Can LLMs Understand Punchlines? LLMs' Narrative Understanding Evaluation with Short-shorts
Proceedings of the Fifteenth Language Resources and Evaluation Conference (LREC 2026)
Abstract
In this study, we constructed a narrative comprehension benchmark using the works of Shinichi Hoshi to examine the extent to which Large Language Models (LLMs) can understand twist endings, or punchlines, in short-short stories.
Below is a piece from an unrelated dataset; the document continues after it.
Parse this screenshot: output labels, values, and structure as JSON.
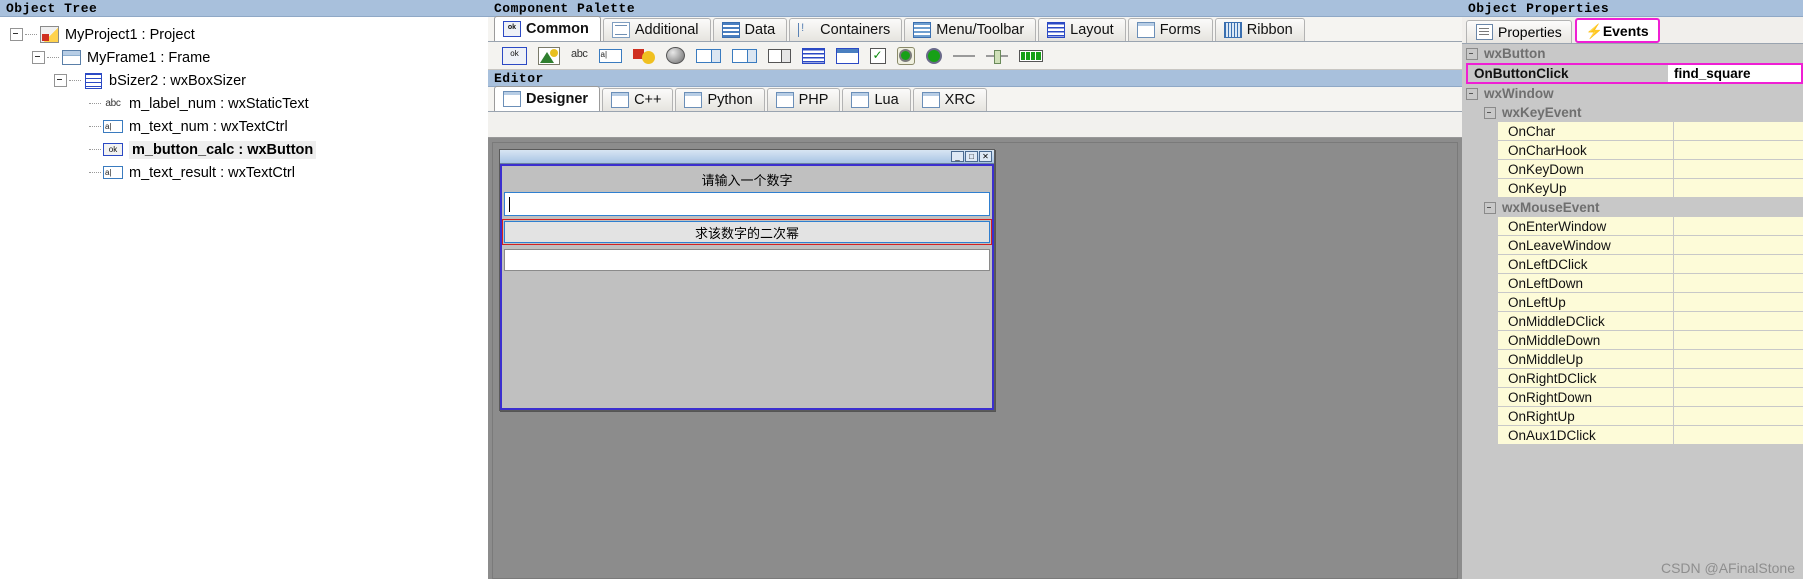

Specifically, story endings were categorized into six types—such as Revelation, Apocalypse, and Sarcasm—and a classification task was designed in which LLMs were prompted with the story text and asked to select the appropriate ending category. We collected human annotations from eight native Japanese speakers to establish a reference benchmark. Experimental comparisons were conducted across multiple LLMs (GPT-4, Claude, Gemini, and Grok), assessing their performance both at the metric level and at the discourse level against human judgments. The results revealed that although certain models approached human performance in specific categories, overall accuracy remained notably lower than the human baseline. Through quantitative and qualitative analyses, this study highlights the challenges LLMs face in capturing narrative subtleties such as irony, implication, and emotional reversal. The proposed benchmark provides a novel framework for evaluating narrative understanding and the deeper semantic reasoning capabilities of LLMs.